Over four months - from the initial lighting on Aug. 29 through Dec. 31 - the City's Communications and Engineering departments will have teamed up to accept community requests and celebrate 45 different events and causes.
Logan Haynes and his team at the Engineering Department Signal Shop do the hard work. They meticulously mix and blend the colors to get the right look for each commemorative lighting.
"I check on it most nights, to make sure it's right," says Haynes, a Signal and Lighting Coordinator. "There's some trial and error. The color saturation - how dark or light it is - changes how it looks. And as it illuminates through the acrylic panels, sometimes it looks entirely different than what it looks like on the computer screen."
Logan Haynes
A particularly tricky color? Getting Vol Orange just right.

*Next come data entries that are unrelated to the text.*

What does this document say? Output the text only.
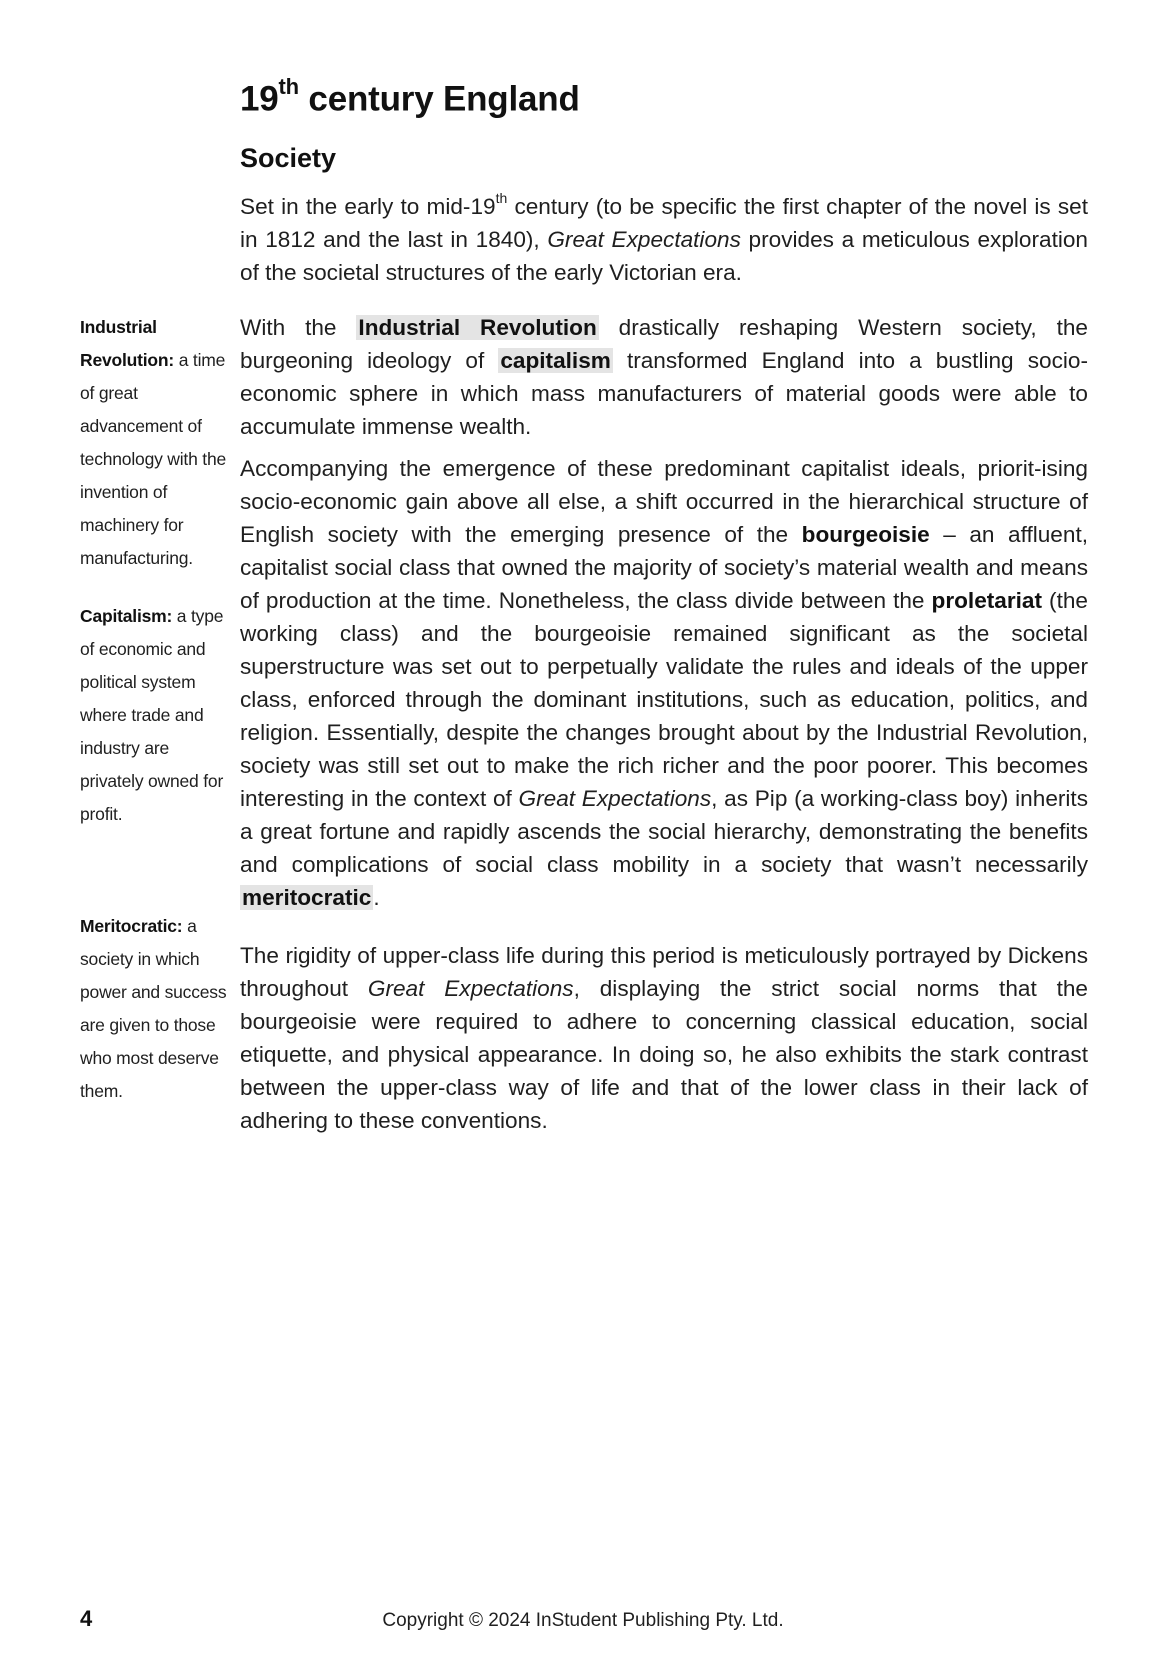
19th century England
Society

Set in the early to mid-19th century (to be specific the first chapter of the novel is set in 1812 and the last in 1840), Great Expectations provides a meticulous exploration of the societal structures of the early Victorian era.

With the Industrial Revolution drastically reshaping Western society, the burgeoning ideology of capitalism transformed England into a bustling socio-economic sphere in which mass manufacturers of material goods were able to accumulate immense wealth.

Accompanying the emergence of these predominant capitalist ideals, priorit-ising socio-economic gain above all else, a shift occurred in the hierarchical structure of English society with the emerging presence of the bourgeoisie – an affluent, capitalist social class that owned the majority of society’s material wealth and means of production at the time. Nonetheless, the class divide between the proletariat (the working class) and the bourgeoisie remained significant as the societal superstructure was set out to perpetually validate the rules and ideals of the upper class, enforced through the dominant institutions, such as education, politics, and religion. Essentially, despite the changes brought about by the Industrial Revolution, society was still set out to make the rich richer and the poor poorer. This becomes interesting in the context of Great Expectations, as Pip (a working-class boy) inherits a great fortune and rapidly ascends the social hierarchy, demonstrating the benefits and complications of social class mobility in a society that wasn’t necessarily meritocratic.

The rigidity of upper-class life during this period is meticulously portrayed by Dickens throughout Great Expectations, displaying the strict social norms that the bourgeoisie were required to adhere to concerning classical education, social etiquette, and physical appearance. In doing so, he also exhibits the stark contrast between the upper-class way of life and that of the lower class in their lack of adhering to these conventions.

Industrial Revolution: a time of great advancement of technology with the invention of machinery for manufacturing.

Capitalism: a type of economic and political system where trade and industry are privately owned for profit.

Meritocratic: a society in which power and success are given to those who most deserve them.

4	Copyright © 2024 InStudent Publishing Pty. Ltd.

"We had the wrong orange the first time we tested it," Haynes says. "We had three shades, and we differentiated it and kept working on it to make it right."
The inaugural bridge lighting on Aug. 29, 2024 - orange and white for UT's football home opener
The new state-of-the-art LED lights are especially vibrant. While the old bridge lights from years back had bounced light off reflector plates, these new lamps illuminate directly.
Haynes has explained that the technology upgrade is "like going from a candle to a spotlight, if we ever wanted that much."
Hmm. So, maybe, if Knoxville has a foggy or snowy Christmas Eve, Santa could navigate his approach into South Knoxville and Downtown by using the spectacular new Henley Bridge lights?
Maybe a "Rudolph the Red-Nosed Reindeer" parody is in order.
"Engineering, with your bridge lights so bright / Won't you guide Santa's sleigh tonight?"